# What kind of hunting now?



## Researcher31726 (Feb 9, 2006)

I know a lot of you are thinking of/prepping your food plots, scouting for gobblers, catching up on the honey-do lists...are any of you small game, hog, or yote hunting?


----------



## Count Down (Feb 9, 2006)

Researcher31726 said:
			
		

> I know a lot of you are thinking of/prepping your food plots, scouting for gobblers, catching up on the honey-do lists...are any of you small game, hog, or yote hunting?



I might be heading over to the Randolph county land and shoot some squirrels with my 7 y/o son...Maybe next weekend...this weekend we have baseball tryouts...baseball/fast pitch softball rules our house in the spring...I'm not going to coach this year, so it shouldn't be that bad for me....Last year just wore me out...


----------



## GA DAWG (Feb 9, 2006)

I've been hog hunting with dogs 3 times since deer season was over.Been rabbit hunting twice.Have killed 20 squirrels with mt treeing fiest.Go coon hunting atleast 3 nights a week.I'm hunting more now than I deer hunted!!


----------



## Son (Feb 9, 2006)

*hunting now?*

As a remodeling contractor I've having to catch up on jobs put off during deer season.

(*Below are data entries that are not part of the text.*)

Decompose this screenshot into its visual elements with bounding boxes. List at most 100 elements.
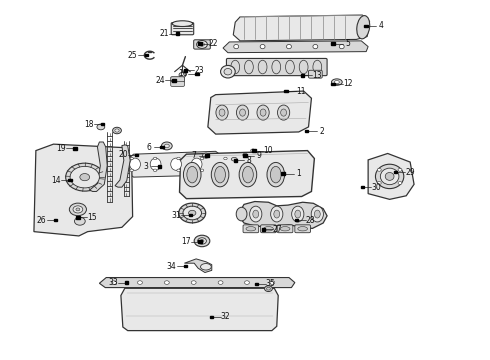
Ellipse shape [236, 207, 247, 221]
Text: 28: 28 [306, 216, 315, 225]
FancyBboxPatch shape [243, 225, 259, 233]
Ellipse shape [280, 226, 290, 231]
FancyBboxPatch shape [277, 225, 293, 233]
Ellipse shape [299, 60, 308, 74]
Ellipse shape [267, 287, 270, 290]
Ellipse shape [375, 164, 404, 189]
Text: 20: 20 [118, 150, 128, 159]
FancyBboxPatch shape [295, 225, 311, 233]
Ellipse shape [197, 238, 206, 244]
Text: 9: 9 [256, 151, 261, 160]
Polygon shape [99, 278, 295, 288]
Ellipse shape [179, 203, 206, 223]
Bar [301, 74, 304, 77]
Ellipse shape [260, 44, 265, 49]
Text: 1: 1 [296, 169, 301, 178]
Polygon shape [115, 145, 130, 187]
Ellipse shape [215, 166, 225, 183]
Polygon shape [121, 288, 278, 330]
Ellipse shape [250, 149, 255, 152]
Text: 29: 29 [405, 168, 415, 177]
Ellipse shape [74, 217, 85, 225]
Bar [262, 228, 265, 231]
Ellipse shape [177, 157, 180, 160]
Ellipse shape [130, 158, 141, 170]
Text: 35: 35 [266, 279, 275, 288]
Polygon shape [208, 91, 312, 134]
Ellipse shape [224, 169, 227, 172]
Ellipse shape [183, 162, 201, 187]
Bar [125, 281, 128, 284]
FancyBboxPatch shape [171, 23, 194, 35]
Text: 22: 22 [209, 39, 219, 48]
Ellipse shape [164, 281, 169, 284]
Bar [196, 73, 199, 75]
Ellipse shape [292, 206, 304, 222]
Ellipse shape [216, 105, 228, 120]
Bar [145, 54, 148, 57]
Bar [244, 154, 246, 157]
Bar [135, 154, 138, 156]
Text: 34: 34 [167, 262, 176, 271]
Ellipse shape [200, 239, 204, 242]
Polygon shape [184, 259, 212, 273]
Bar [252, 149, 255, 152]
Ellipse shape [249, 206, 262, 222]
Polygon shape [368, 153, 414, 199]
Ellipse shape [295, 210, 301, 218]
Ellipse shape [80, 174, 90, 181]
Ellipse shape [270, 281, 275, 284]
Ellipse shape [245, 60, 253, 74]
Ellipse shape [115, 129, 119, 132]
Ellipse shape [191, 281, 196, 284]
Ellipse shape [315, 210, 320, 218]
Ellipse shape [281, 109, 287, 116]
Ellipse shape [200, 264, 211, 270]
FancyBboxPatch shape [226, 58, 327, 76]
Polygon shape [233, 15, 369, 41]
Ellipse shape [231, 60, 240, 74]
Ellipse shape [218, 281, 223, 284]
Bar [54, 219, 57, 221]
Bar [189, 214, 192, 216]
Ellipse shape [260, 109, 266, 116]
Ellipse shape [398, 181, 402, 184]
Bar [198, 240, 202, 243]
Text: 11: 11 [296, 86, 305, 95]
Ellipse shape [270, 206, 283, 222]
Ellipse shape [97, 124, 105, 130]
Bar [184, 265, 187, 267]
Ellipse shape [264, 226, 273, 231]
Ellipse shape [298, 226, 308, 231]
Ellipse shape [183, 206, 201, 220]
Bar [176, 32, 179, 35]
Text: 6: 6 [147, 143, 151, 152]
Ellipse shape [339, 44, 344, 49]
Ellipse shape [253, 210, 259, 218]
Text: 21: 21 [159, 29, 169, 38]
Ellipse shape [161, 142, 172, 150]
Ellipse shape [385, 172, 394, 180]
Bar [361, 186, 364, 188]
Text: 7: 7 [191, 151, 196, 160]
Text: 32: 32 [220, 312, 230, 321]
Text: 15: 15 [87, 213, 97, 222]
Text: 12: 12 [343, 80, 352, 89]
Ellipse shape [272, 60, 281, 74]
Text: 10: 10 [263, 146, 273, 155]
Ellipse shape [187, 166, 197, 183]
Ellipse shape [73, 206, 83, 213]
Ellipse shape [76, 208, 80, 211]
Ellipse shape [196, 41, 207, 48]
Ellipse shape [277, 105, 290, 120]
Ellipse shape [177, 169, 180, 172]
Ellipse shape [171, 158, 181, 170]
Ellipse shape [265, 286, 272, 292]
Bar [73, 147, 76, 150]
Ellipse shape [357, 15, 370, 39]
Bar [255, 283, 258, 285]
Bar [76, 216, 79, 219]
Text: 31: 31 [172, 211, 181, 220]
Bar [210, 316, 214, 318]
Ellipse shape [234, 44, 239, 49]
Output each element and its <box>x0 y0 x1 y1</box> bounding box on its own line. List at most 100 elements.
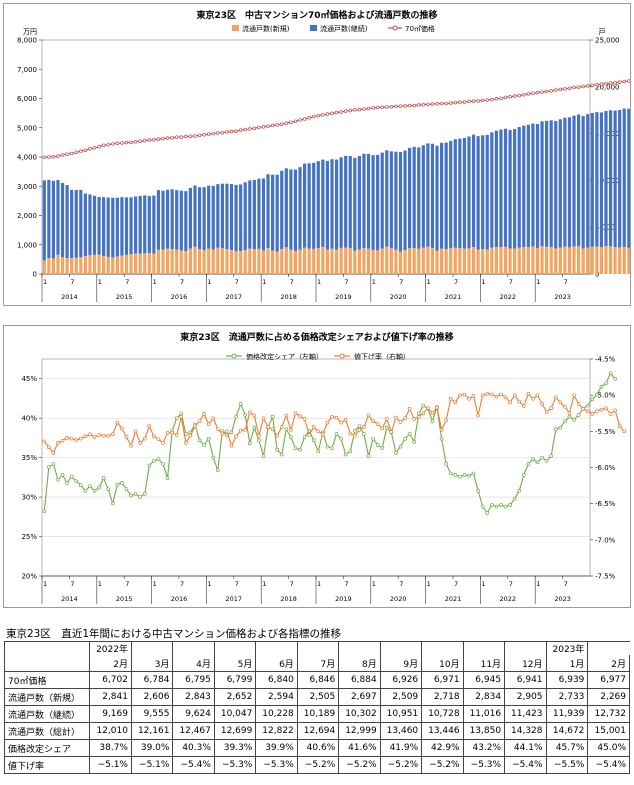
table-cell: 9,624 <box>172 705 215 723</box>
share-point <box>394 451 398 455</box>
bar-new <box>586 247 590 274</box>
bar-new <box>42 260 46 274</box>
rate-point <box>60 438 65 443</box>
price-point <box>430 102 435 106</box>
y-right-tick-label: 25,000 <box>595 37 620 45</box>
price-point <box>234 129 238 134</box>
table-cell: 13,850 <box>462 722 506 740</box>
rate-point <box>69 436 74 441</box>
x-month-label: 1 <box>372 580 376 588</box>
table-cell: −5.4% <box>504 756 547 774</box>
bar-new <box>503 246 508 274</box>
table-row: 価格改定シェア 38.7% 39.0% 40.3% 39.3% 39.9% 40.6% 41.… <box>3 739 630 757</box>
bar-new <box>417 248 421 274</box>
price-point <box>535 90 540 95</box>
share-point <box>129 493 133 498</box>
table-row: 流通戸数（新規） 2,841 2,606 2,843 2,652 2,594 2,505 2,… <box>3 688 630 706</box>
chart-panel-share-rate: 東京23区 流通戸数に占める価格改定シェアおよび値下げ率の推移 価格改定シェア（… <box>3 325 631 608</box>
bar-continuing <box>266 174 270 249</box>
rate-point <box>74 438 79 442</box>
price-point <box>389 104 394 109</box>
legend-new-label: 流通戸数(新規) <box>242 24 290 33</box>
bar-continuing <box>362 153 366 248</box>
bar-new <box>293 250 298 274</box>
rate-point <box>334 415 339 420</box>
price-point <box>156 137 161 141</box>
bar-continuing <box>376 154 380 251</box>
rate-point <box>115 420 120 425</box>
bar-continuing <box>188 187 193 249</box>
rate-point <box>110 432 115 437</box>
share-point <box>462 473 467 477</box>
bar-continuing <box>175 190 179 250</box>
rate-point <box>604 406 608 411</box>
x-month-label: 7 <box>454 580 458 588</box>
table-row: 70㎡価格 6,702 6,784 6,795 6,799 6,840 6,846 6,884… <box>3 671 630 689</box>
bar-new <box>302 247 307 274</box>
rate-point <box>147 424 152 429</box>
x-month-label: 7 <box>564 278 568 286</box>
bar-continuing <box>243 182 247 251</box>
table-cell: 38.7% <box>89 739 132 757</box>
price-point <box>485 98 490 102</box>
rate-point <box>435 405 439 410</box>
price-point <box>599 82 604 86</box>
rate-point <box>494 394 499 399</box>
price-point <box>124 140 129 145</box>
bar-continuing <box>51 180 56 259</box>
rate-point <box>608 412 613 416</box>
rate-point <box>439 428 444 432</box>
table-cell: 12,699 <box>213 722 257 740</box>
x-month-label: 7 <box>125 278 129 286</box>
share-point <box>521 473 526 477</box>
share-point <box>590 397 595 402</box>
rate-point <box>462 392 467 397</box>
rate-point <box>129 443 133 448</box>
bar-new <box>613 247 617 274</box>
price-point <box>371 106 375 110</box>
price-point <box>238 128 243 132</box>
price-point <box>120 141 124 145</box>
bar-continuing <box>252 180 256 250</box>
rate-point <box>444 418 448 423</box>
y-right-tick-label: 0 <box>595 271 599 279</box>
rate-point <box>467 396 471 401</box>
table-row-label: 値下げ率 <box>3 756 91 774</box>
x-year-label: 2017 <box>226 293 243 301</box>
bar-new <box>408 248 412 274</box>
rate-point <box>416 415 421 419</box>
table-cell: 11,423 <box>504 705 547 723</box>
price-point <box>526 92 531 96</box>
table-cell: 9,169 <box>89 705 132 723</box>
share-point <box>289 435 293 439</box>
price-point <box>330 111 334 116</box>
table-cell: 2,594 <box>255 688 298 706</box>
bar-new <box>298 249 302 274</box>
price-point <box>343 109 348 113</box>
x-month-label: 1 <box>43 278 47 286</box>
table-cell: 2,697 <box>338 688 381 706</box>
table-cell: 6,941 <box>504 671 547 689</box>
bar-continuing <box>321 159 325 247</box>
rate-point <box>275 433 280 438</box>
rate-point <box>357 428 362 432</box>
bar-new <box>321 246 325 274</box>
rate-point <box>156 437 161 442</box>
share-point <box>594 392 599 397</box>
share-point <box>412 440 417 444</box>
bar-new <box>47 258 51 274</box>
bar-new <box>467 248 471 274</box>
table-cell: −5.3% <box>462 756 506 774</box>
x-month-label: 1 <box>372 278 376 286</box>
price-point <box>56 154 60 158</box>
bar-continuing <box>143 195 147 254</box>
share-point <box>74 479 79 484</box>
bar-new <box>170 249 174 274</box>
bar-continuing <box>344 155 348 248</box>
x-year-label: 2019 <box>335 595 352 603</box>
share-point <box>526 462 531 466</box>
table-year-cell <box>130 641 173 655</box>
x-year-label: 2017 <box>226 595 243 603</box>
y-left-tick-label: 1,000 <box>17 241 37 249</box>
share-point <box>152 458 156 463</box>
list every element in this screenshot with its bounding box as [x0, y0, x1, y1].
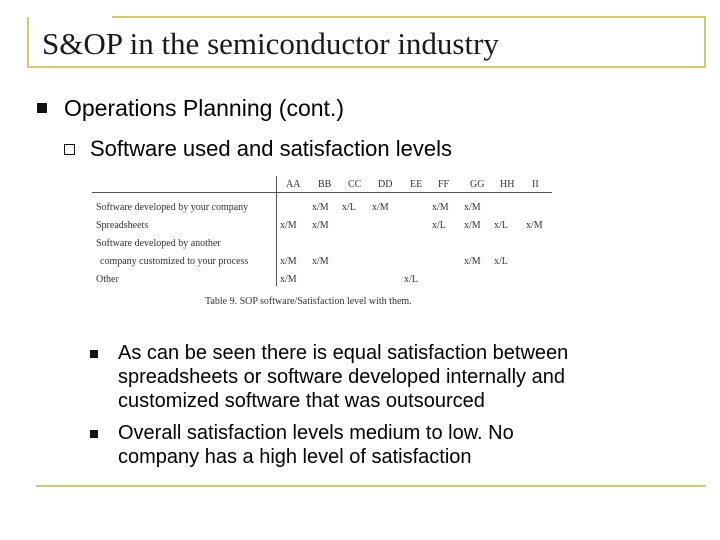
table-cell: x/M: [312, 220, 329, 231]
table-row-label: Software developed by another: [96, 238, 221, 249]
slide-title: S&OP in the semiconductor industry: [42, 26, 499, 61]
table-cell: x/M: [280, 274, 297, 285]
table-header-cell: HH: [500, 179, 515, 190]
bullet-line: As can be seen there is equal satisfacti…: [118, 342, 569, 364]
table-header-cell: GG: [470, 179, 485, 190]
table-header-cell: BB: [318, 179, 332, 190]
table-cell: x/M: [526, 220, 543, 231]
title-frame-right: [704, 16, 706, 68]
table-cell: x/M: [280, 220, 297, 231]
table-header-rule: [92, 192, 552, 193]
title-underline: [27, 66, 706, 68]
table-cell: x/L: [432, 220, 446, 231]
bullet-square-icon: [90, 430, 98, 438]
table-row-label: Spreadsheets: [96, 220, 149, 231]
table-header-cell: FF: [438, 179, 450, 190]
table-cell: x/L: [494, 256, 508, 267]
table-cell: x/M: [464, 202, 481, 213]
table-vertical-rule: [276, 176, 277, 286]
table-header-cell: DD: [378, 179, 393, 190]
table-header-cell: EE: [410, 179, 423, 190]
table-cell: x/L: [342, 202, 356, 213]
title-frame-top: [112, 16, 706, 18]
bullet-hollow-square-icon: [64, 144, 75, 155]
table-cell: x/L: [494, 220, 508, 231]
table-row-label: Other: [96, 274, 119, 285]
table-row-label: company customized to your process: [100, 256, 249, 267]
bullet-overall-satisfaction: Overall satisfaction levels medium to lo…: [118, 421, 698, 469]
table-header-cell: II: [532, 179, 539, 190]
bullet-square-icon: [90, 350, 98, 358]
bullet-equal-satisfaction: As can be seen there is equal satisfacti…: [118, 341, 698, 413]
bullet-software-used: Software used and satisfaction levels: [90, 136, 452, 161]
table-cell: x/M: [280, 256, 297, 267]
bullet-operations-planning: Operations Planning (cont.): [64, 95, 344, 121]
table-cell: x/M: [464, 220, 481, 231]
satisfaction-table: Table 9. SOP software/Satisfaction level…: [92, 176, 552, 312]
table-cell: x/M: [312, 202, 329, 213]
table-cell: x/M: [312, 256, 329, 267]
table-cell: x/M: [372, 202, 389, 213]
table-header-cell: CC: [348, 179, 362, 190]
title-frame-left: [27, 17, 29, 67]
table-caption: Table 9. SOP software/Satisfaction level…: [205, 296, 412, 307]
table-cell: x/L: [404, 274, 418, 285]
table-header-cell: AA: [286, 179, 301, 190]
bullet-line: spreadsheets or software developed inter…: [118, 366, 565, 388]
bullet-line: Overall satisfaction levels medium to lo…: [118, 422, 514, 444]
bullet-line: company has a high level of satisfaction: [118, 446, 472, 468]
slide-bottom-rule: [36, 485, 706, 487]
bullet-square-icon: [37, 103, 47, 113]
bullet-line: customized software that was outsourced: [118, 390, 485, 412]
table-cell: x/M: [464, 256, 481, 267]
table-row-label: Software developed by your company: [96, 202, 249, 213]
table-cell: x/M: [432, 202, 449, 213]
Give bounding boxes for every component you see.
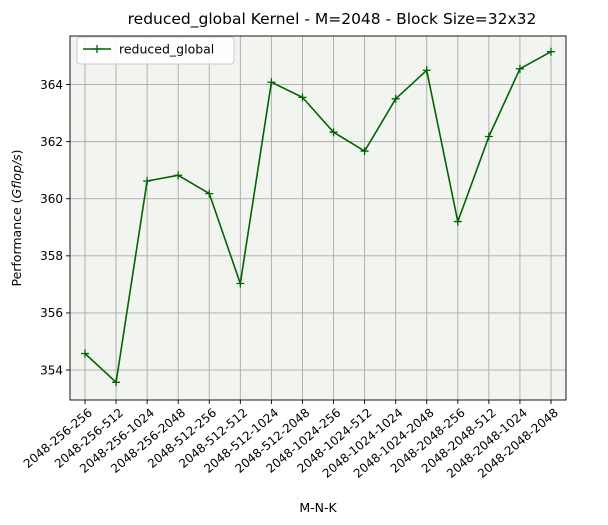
- y-tick-label: 362: [40, 135, 63, 149]
- data-point: [205, 189, 214, 198]
- data-point: [360, 147, 369, 156]
- data-point: [515, 64, 524, 73]
- y-tick-label: 354: [40, 363, 63, 377]
- x-axis-label: M-N-K: [299, 500, 337, 515]
- data-point: [143, 177, 152, 186]
- y-tick-label: 364: [40, 78, 63, 92]
- data-point: [329, 128, 338, 137]
- data-point: [547, 47, 555, 56]
- data-point: [298, 93, 307, 102]
- legend-marker-swatch: [93, 45, 101, 53]
- plot-frame: [69, 35, 567, 401]
- y-axis-label-suffix: ): [9, 149, 24, 154]
- series-layer: [81, 47, 555, 387]
- data-point: [112, 378, 121, 387]
- data-point: [267, 78, 276, 87]
- data-point: [484, 132, 493, 141]
- legend-label: reduced_global: [119, 42, 214, 57]
- data-point: [453, 217, 462, 226]
- y-axis-label: Performance (Gflop/s): [9, 149, 24, 286]
- data-point: [422, 66, 431, 75]
- data-point: [391, 94, 400, 103]
- series-line: [84, 50, 552, 384]
- data-point: [81, 349, 89, 358]
- y-axis-label-unit: Gflop/s: [9, 154, 24, 199]
- y-tick-label: 356: [40, 306, 63, 320]
- y-tick-label: 358: [40, 249, 63, 263]
- plot-area: [70, 36, 566, 400]
- legend-box: [76, 36, 235, 65]
- legend: reduced_global: [76, 36, 235, 65]
- data-point: [236, 279, 245, 288]
- data-point: [174, 171, 183, 180]
- y-tick-label: 360: [40, 192, 63, 206]
- y-axis-label-prefix: Performance (: [9, 198, 24, 286]
- chart-title: reduced_global Kernel - M=2048 - Block S…: [128, 10, 537, 29]
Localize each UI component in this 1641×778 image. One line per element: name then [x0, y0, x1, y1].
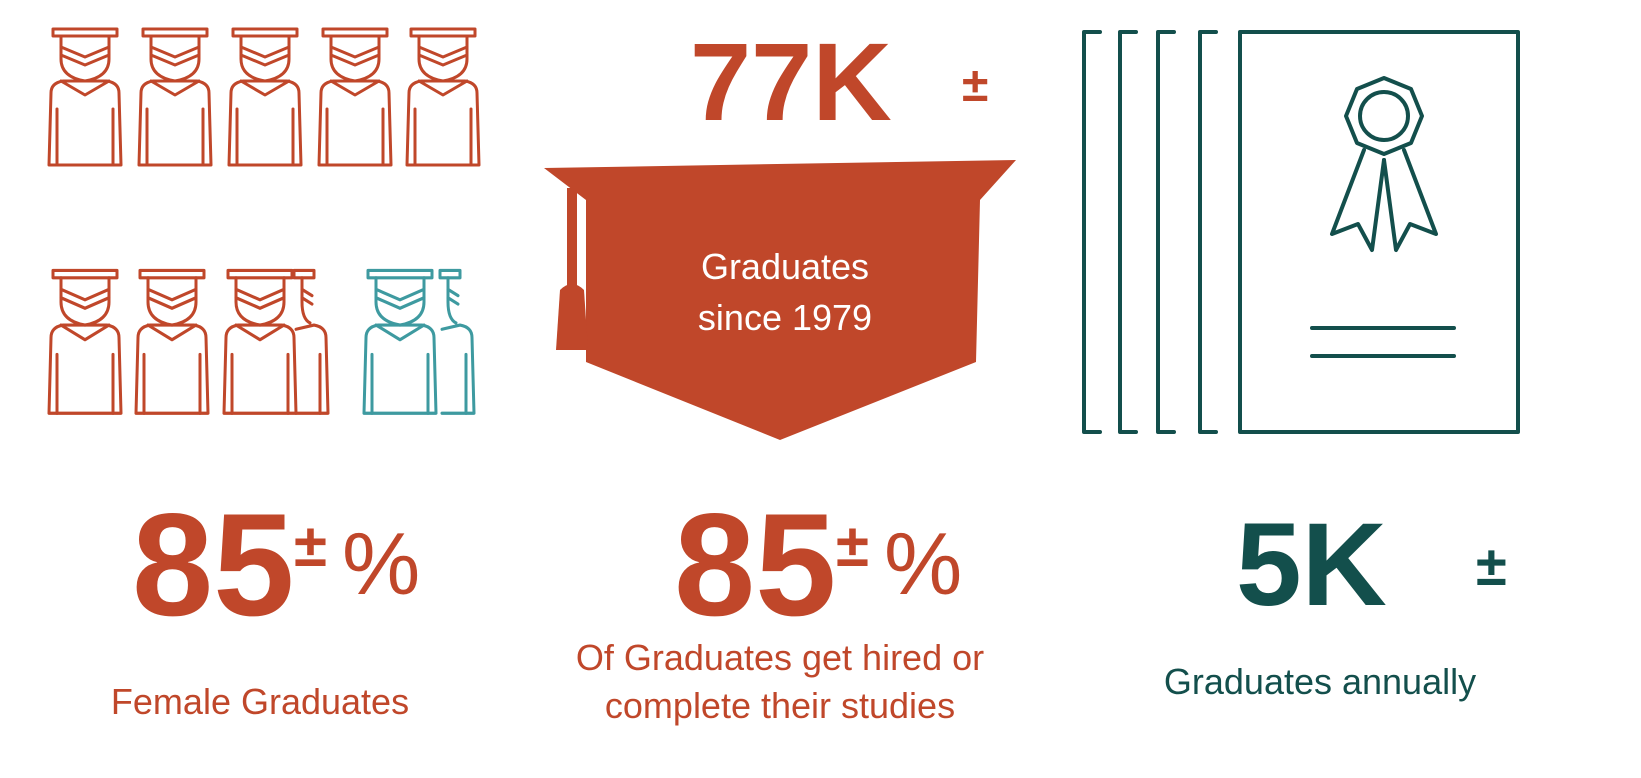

But I would really like to do some squirrel hunting if the weather permits. Fried squirrels, gravy and homemade mashed potaters with drop bisquits. Then I'm going to do some predator coyote hunting.


----------



## Researcher31726 (Feb 10, 2006)

You guys are having fun! Son, gravy, mashed potaters with drop bisquits! Yummy! What time is supper?


----------



## Son (Feb 10, 2006)

*Miller/Early counties*

Did sound good, didn't it?

Will check with the cook....


----------



## 7401R (Feb 10, 2006)

Remote control.

    7


----------